Introduction: Malignant hyperthermia (MH) is a rare and life-threatening condition characterized by muscle rigidity, hypermetabolism, and other symptoms triggered by certain anaesthetic agents. It is linked to abnormal calcium release in skeletal muscles, often associated with genetic susceptibility or musculoskeletal disorders like scoliosis. Early recognition of MH symptoms, including muscle rigidity, tachycardia, and acidosis, is crucial for prompt intervention. Here, we report two infants with successful recovery following early MH intervention during general anaesthesia.

Case Report 1: A 26-month-old male with cleft hard palate, prematurity history, and chromosomal anomaly underwent palatoplasty. Anesthesia was induced with thiopental, fentanyl, and rocuronium, followed by sevoflurane/remifentanil maintenance. During surgery, the heart rate increased suddenly with hypercapnia. Hyperthermia of 39.5°C, suggestive of MH, arose. Sevoflurane was discontinued, cooling measures were initiated, and dantrolene was administered 2 hours later. Temperature normalized, ventilation improved, and extubation succeeded. Creatine phosphokinase (CPK) level was briefly elevated to 1062 IU/L but returned to normal. Despite being suspected of having MH, the patient was discharged without any complications after one day of intensive care unit (ICU) care.

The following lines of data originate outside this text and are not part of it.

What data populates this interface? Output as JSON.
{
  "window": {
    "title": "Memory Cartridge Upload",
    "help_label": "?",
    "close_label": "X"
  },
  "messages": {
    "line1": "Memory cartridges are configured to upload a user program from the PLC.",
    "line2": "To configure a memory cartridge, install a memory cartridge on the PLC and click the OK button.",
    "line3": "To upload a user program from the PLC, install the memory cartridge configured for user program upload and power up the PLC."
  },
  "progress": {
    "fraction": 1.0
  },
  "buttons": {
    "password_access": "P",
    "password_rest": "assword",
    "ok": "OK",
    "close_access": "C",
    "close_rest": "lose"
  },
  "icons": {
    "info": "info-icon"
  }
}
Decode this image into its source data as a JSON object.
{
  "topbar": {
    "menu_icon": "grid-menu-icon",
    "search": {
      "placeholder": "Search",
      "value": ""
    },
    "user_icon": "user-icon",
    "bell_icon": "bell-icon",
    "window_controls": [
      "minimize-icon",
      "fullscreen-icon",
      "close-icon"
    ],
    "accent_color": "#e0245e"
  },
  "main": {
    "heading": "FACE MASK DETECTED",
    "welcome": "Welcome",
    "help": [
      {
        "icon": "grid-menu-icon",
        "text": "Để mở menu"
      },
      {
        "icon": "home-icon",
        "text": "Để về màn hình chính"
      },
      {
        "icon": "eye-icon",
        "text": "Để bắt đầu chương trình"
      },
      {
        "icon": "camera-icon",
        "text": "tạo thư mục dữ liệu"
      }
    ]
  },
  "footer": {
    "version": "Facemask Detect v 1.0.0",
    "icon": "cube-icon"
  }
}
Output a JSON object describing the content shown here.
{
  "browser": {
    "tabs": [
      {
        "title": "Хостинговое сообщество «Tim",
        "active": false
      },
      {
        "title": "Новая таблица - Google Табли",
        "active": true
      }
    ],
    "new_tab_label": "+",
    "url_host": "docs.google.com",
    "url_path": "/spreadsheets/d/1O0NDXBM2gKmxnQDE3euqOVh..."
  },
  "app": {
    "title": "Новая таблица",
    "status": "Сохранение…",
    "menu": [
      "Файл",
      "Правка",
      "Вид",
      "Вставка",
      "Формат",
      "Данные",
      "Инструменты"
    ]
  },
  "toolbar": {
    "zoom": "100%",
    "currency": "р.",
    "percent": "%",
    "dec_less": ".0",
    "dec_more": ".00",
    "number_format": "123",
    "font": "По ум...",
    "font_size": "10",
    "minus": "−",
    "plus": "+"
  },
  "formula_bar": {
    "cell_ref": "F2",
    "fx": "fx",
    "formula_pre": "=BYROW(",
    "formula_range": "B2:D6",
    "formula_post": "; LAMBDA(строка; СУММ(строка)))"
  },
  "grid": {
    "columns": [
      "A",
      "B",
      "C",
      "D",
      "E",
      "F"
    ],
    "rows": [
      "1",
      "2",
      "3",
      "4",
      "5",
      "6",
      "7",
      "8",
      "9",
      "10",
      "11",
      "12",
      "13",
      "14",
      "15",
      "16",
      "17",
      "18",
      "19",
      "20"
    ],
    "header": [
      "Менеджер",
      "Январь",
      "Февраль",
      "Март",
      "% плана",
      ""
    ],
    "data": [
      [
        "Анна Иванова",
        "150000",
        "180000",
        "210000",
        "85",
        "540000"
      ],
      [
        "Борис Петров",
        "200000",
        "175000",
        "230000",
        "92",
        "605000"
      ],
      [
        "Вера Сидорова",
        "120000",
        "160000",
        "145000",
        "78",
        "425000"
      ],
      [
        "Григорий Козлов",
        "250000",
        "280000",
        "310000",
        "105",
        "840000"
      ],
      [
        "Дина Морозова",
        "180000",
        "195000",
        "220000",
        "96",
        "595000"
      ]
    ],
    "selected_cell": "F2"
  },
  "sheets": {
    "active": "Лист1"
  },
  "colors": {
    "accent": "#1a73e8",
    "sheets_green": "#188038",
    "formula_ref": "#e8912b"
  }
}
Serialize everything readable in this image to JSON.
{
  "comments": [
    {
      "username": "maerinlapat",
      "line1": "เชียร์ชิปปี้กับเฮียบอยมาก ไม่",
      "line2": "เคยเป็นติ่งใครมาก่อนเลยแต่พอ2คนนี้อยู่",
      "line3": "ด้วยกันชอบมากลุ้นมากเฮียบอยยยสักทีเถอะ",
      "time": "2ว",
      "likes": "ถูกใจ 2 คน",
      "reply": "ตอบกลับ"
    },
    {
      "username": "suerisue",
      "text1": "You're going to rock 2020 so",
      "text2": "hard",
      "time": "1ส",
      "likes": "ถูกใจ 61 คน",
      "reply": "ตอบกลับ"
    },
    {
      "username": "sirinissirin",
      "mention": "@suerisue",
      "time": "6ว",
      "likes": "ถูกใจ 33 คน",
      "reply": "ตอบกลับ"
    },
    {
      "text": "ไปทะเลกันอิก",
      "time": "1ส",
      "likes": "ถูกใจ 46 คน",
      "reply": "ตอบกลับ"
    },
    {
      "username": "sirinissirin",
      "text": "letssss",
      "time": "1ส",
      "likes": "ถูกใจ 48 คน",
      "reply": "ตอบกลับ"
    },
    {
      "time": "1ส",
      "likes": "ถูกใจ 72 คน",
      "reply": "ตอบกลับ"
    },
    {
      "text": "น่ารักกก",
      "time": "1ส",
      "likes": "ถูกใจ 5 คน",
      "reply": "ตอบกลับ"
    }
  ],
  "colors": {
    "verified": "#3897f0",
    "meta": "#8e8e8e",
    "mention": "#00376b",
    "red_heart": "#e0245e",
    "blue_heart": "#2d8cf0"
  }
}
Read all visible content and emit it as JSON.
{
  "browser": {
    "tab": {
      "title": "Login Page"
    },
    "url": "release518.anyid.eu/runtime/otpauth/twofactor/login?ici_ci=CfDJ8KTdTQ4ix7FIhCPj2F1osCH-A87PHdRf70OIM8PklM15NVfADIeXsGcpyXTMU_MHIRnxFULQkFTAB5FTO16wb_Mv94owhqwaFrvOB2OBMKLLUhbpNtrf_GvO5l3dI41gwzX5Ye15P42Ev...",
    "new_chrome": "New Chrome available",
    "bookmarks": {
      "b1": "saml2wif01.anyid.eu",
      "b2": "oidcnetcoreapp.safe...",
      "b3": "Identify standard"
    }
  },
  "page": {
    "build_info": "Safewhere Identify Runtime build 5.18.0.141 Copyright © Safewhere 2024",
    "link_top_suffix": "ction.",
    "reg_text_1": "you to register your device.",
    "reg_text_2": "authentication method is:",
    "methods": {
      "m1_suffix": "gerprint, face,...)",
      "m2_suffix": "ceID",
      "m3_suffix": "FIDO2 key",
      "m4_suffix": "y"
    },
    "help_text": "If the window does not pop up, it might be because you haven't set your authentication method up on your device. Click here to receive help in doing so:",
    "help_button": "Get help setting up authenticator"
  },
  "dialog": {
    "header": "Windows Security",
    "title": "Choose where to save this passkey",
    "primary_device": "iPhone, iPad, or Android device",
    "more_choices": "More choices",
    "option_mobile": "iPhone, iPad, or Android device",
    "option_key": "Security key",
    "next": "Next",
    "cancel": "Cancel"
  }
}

Case Report 2: A 5-month-old female with cleft lip underwent cleft lip repair surgery. She had underlying congenital heart diseases. During anaesthesia, sudden hypercapnia and hyperthermia indicated potential MH. Sevoflurane was discontinued, and ketamine, and fentanyl were used to maintain anaesthesia. Dantrolene was administered after 80 min, cooling the patient and stabilizing the hypercapnia. The surgery ended 110 min after the sudden hyperthermia. In the ICU, metabolic acidosis was managed with sodium bicarbonate. Postoperative muscle enzyme, such as CPK, levels slightly rose, then normalized. Stable recovery led to discharge after 8 days without complications.

Conclusion: In both cases, MH occurred in infants with facial anomalies and early interventions, such as dantrolene administration, for suspected MH was done. Early suspicion, supported by diagnostic tools like the MH Clinical Grading Scale, is vital.